You are missing the point here, it's not about how expensive the pilot cost to be trained, but rather how big is your available pool of people capable of being pilots is. No matter how one cuts in, in any nations there is only a certain amount of people who are qualified to be pilots, and you can't increase that number by any artificial means. No amount of money thrown will solve that matter. You can try and train as many as you like, but war attrition will see that those numbers get depleted fast.
And I don't see how my ww2 example is irrelevant, in the long term, price tags are always relegated to the sidelines in terms of man power.
Put it this way, the only limitations to a bomber is what kind of materials and effort you are willing to put into it. For a pilot, it is whether the guy is qualified in the first place and how many of those are born and are in the appropriate age bracket for you to recruit.
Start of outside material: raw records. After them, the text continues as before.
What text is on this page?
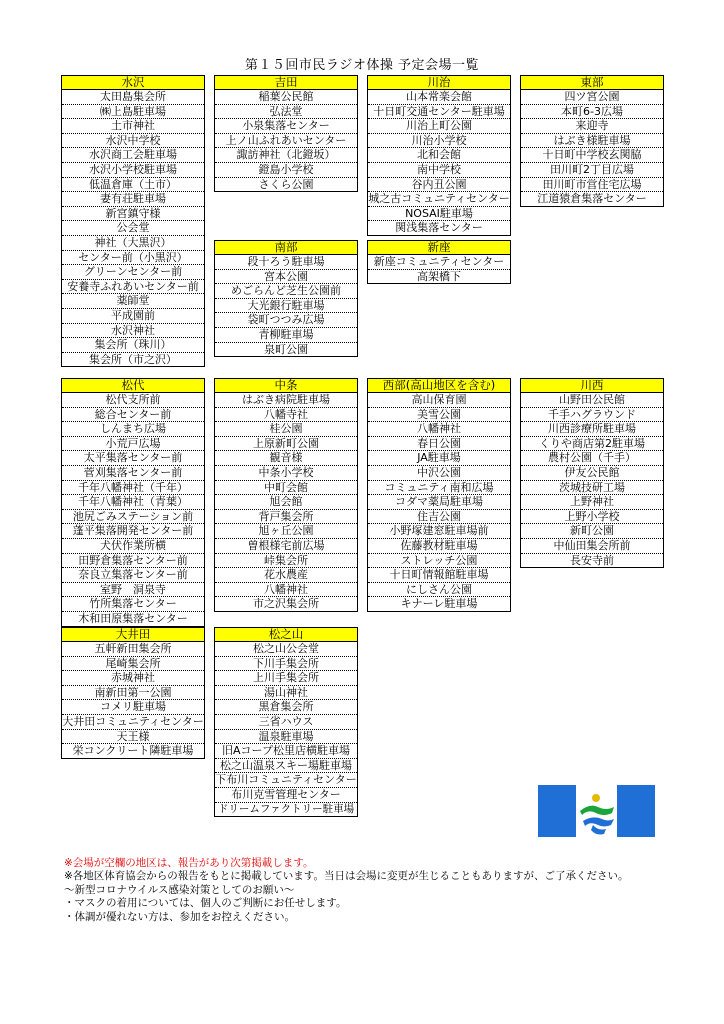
第１５回市民ラジオ体操 予定会場一覧
水沢
太田島集会所
㈱上島駐車場
土市神社
水沢中学校
水沢商工会駐車場
水沢小学校駐車場
低温倉庫（土市）
妻有荘駐車場
新宮鎮守様
公会堂
神社（大黒沢）
センター前（小黒沢）
グリーンセンター前
安養寺ふれあいセンター前
薬師堂
平成園前
水沢神社
集会所（珠川）
集会所（市之沢）
吉田
稲葉公民館
弘法堂
小泉集落センター
上ノ山ふれあいセンター
諏訪神社（北鐙坂）
鐙島小学校
さくら公園
川治
山本常楽会館
十日町交通センター駐車場
川治上町公園
川治小学校
北和会館
南中学校
谷内丑公園
城之古コミュニティセンター
NOSAI駐車場
関浅集落センター
東部
四ツ宮公園
本町6-3広場
来迎寺
はぶき様駐車場
十日町中学校玄関脇
田川町2丁目広場
田川町市営住宅広場
江道猿倉集落センター
南部
段十ろう駐車場
宮本公園
めごらんど芝生公園前
大光銀行駐車場
袋町つつみ広場
青柳駐車場
泉町公園
新座
新座コミュニティセンター
高架橋下
松代
松代支所前
総合センター前
しんまち広場
小荒戸広場
太平集落センター前
菅刈集落センター前
千年八幡神社（千年）
千年八幡神社（青葉）
池尻ごみステーション前
蓬平集落開発センター前
犬伏作業所横
田野倉集落センター前
奈良立集落センター前
室野　洞泉寺
竹所集落センター
木和田原集落センター
中条
はぶき病院駐車場
八幡寺社
桂公園
上原新町公園
観音様
中条小学校
中町会館
旭会館
背戸集会所
旭ヶ丘公園
曽根様宅前広場
峠集会所
花水農産
八幡神社
市之沢集会所
西部(高山地区を含む)
高山保育園
美雪公園
八幡神社
春日公園
JA駐車場
中沢公園
コミュニティ南和広場
コダマ薬局駐車場
住吉公園
小野塚建窓駐車場前
佐藤教材駐車場
ストレッチ公園
十日町情報館駐車場
にしさん公園
キナーレ駐車場
川西
山野田公民館
千手ハグラウンド
川西診療所駐車場
くりや商店第2駐車場
農村公園（千手）
伊友公民館
茨城技研工場
上野神社
上野小学校
新町公園
中仙田集会所前
長安寺前
大井田
五軒新田集会所
尾崎集会所
赤城神社
南新田第一公園
コメリ駐車場
大井田コミュニティセンター
天王様
栄コンクリート隣駐車場
松之山
松之山公会堂
下川手集会所
上川手集会所
湯山神社
黒倉集会所
三省ハウス
温泉駐車場
旧Aコープ松里店横駐車場
松之山温泉スキー場駐車場
下布川コミュニティセンター
布川克雪管理センター
ドリームファクトリー駐車場
※会場が空欄の地区は、報告があり次第掲載します。
※各地区体育協会からの報告をもとに掲載しています。当日は会場に変更が生じることもありますが、ご了承ください。
～新型コロナウイルス感染対策としてのお願い～
・マスクの着用については、個人のご判断にお任せします。
・体調が優れない方は、参加をお控えください。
And it is still an open question as to whether the guy would even be a good one.
No, think about it.
China has a population of 1.3 Billion
China only needs in the region of 20,000-30,000 pilots. (The US military has 21000 as a comparison)
Finding just 1000-2000 people per year to become military pilots is not difficult.
The pool of people who are capable of being trained as pilots is far larger than this.
You know that being a pilot is one of the most coveted careers around.
There is so much competition that airlines and air forces can be extremely selective about who they select for pilot training.
So in peacetime, you want to size the air force according to the optimum cost of pilots versus aircraft.
But trained pilots are so much cheaper than their aircraft, and you can train as many as you need, as long as you have 5 years to do this.
In wartime with an airplane production rampup, every air force is going to find itself running short of pilots.
Even if the air force increased in size 10x, it would still be easy enough to find 10000-20000 people per year, who are capable of being pilots. But yes, it will take 5 years to train someone from scratch, which is a problem that every air force would face.
Unless of course, air forces go with large numbers of unmanned combat drones, which is what I think they will be forced to do.
On that metric, China is well-poised to succeed.